Greenpeace, meanwhile, has presented a petition bearing more than a million signatures to the European Commission, demanding that the executive stop approving new GM varieties.
Recently, the EU introduced the "European citizen's initiative", which allows more than a million citizens jointly to ask for a change in the law.
"Today's European data shows that GM crops are failing in the field and on the market; farmers and consumers are not falling for biotech industry propaganda," said Greenpeace EU agriculture policy adviser Stefanie Hundsdorfer.
"GM crops are not more productive and are less resistant to extreme climate conditions than normal crops. They do however present a serious risk for our environment."
Golden future
One of the principal criticisms of the biotech industry down the years is that companies have not commercialised crops that produce direct benefits to the public, such as those with improved nutritional content, or that allow farmers in poor countries to grow crops in land that is currently too hot, too dry or too salty.
Virtually all of the crops grown in 2010 were either engineered to be resistant to insect pests - typically, through insertion of a Bacillus thuringiensis (Bt) gene that produces a toxin - or tolerant to proprietary herbicides.
A significant and growing proportion - about 20% - carried both traits, reflecting the trend for companies to market varieties containing a number of introduced genes "stacked" on top of each other.
Up to eight genes are stacked in a single variety.
Another criticism is that just four crops - soya bean, cotton, maize and canola (a relative of rape) - dominate the market, with little attention paid to other important foods of the developing world poor, such as rice, millet or sorghum.

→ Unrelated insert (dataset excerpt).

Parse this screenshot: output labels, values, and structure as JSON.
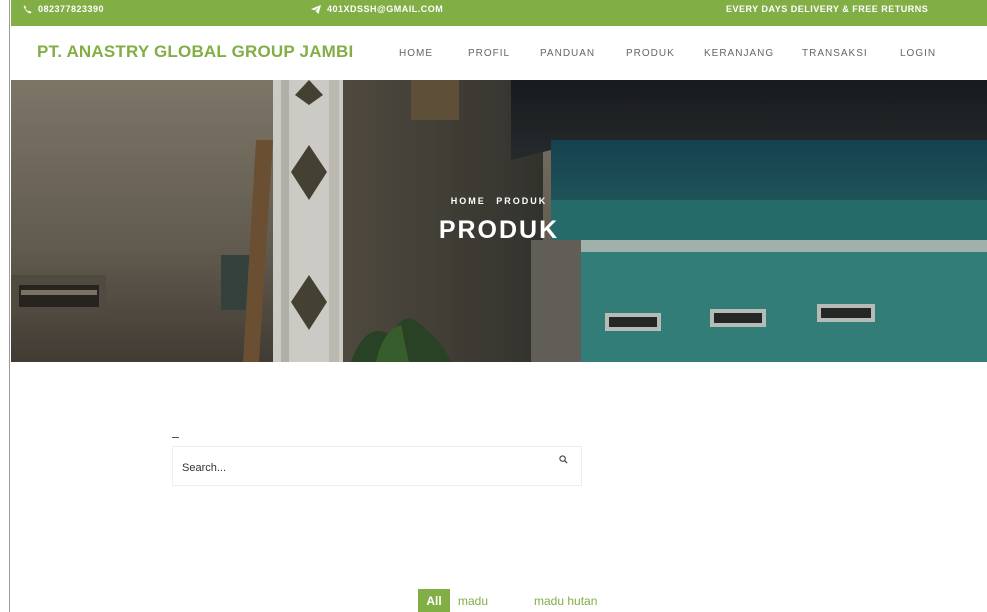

Dr James suggested this situation was about to change, with crops due to come into commercial use over the next five years, including many with enhanced nutrition, notably "Golden Rice" enhanced in Vitamin A.
"Golden rice is expected to be available in 2013 in the Philippines and thereafter in Bangladesh, Indonesia and Vietnam," he said.
"Also [we will soon see] potatoes modified to resist late blight - the disease that caused the Irish potato famine - as well as sugar cane, bananas, eggplant, tomato, cassava. sweet potato, pulses and groundnuts."
He claimed that the introduction of Golden Rice could save the lives of thousands of people afflicted with Vitamin A deficiency.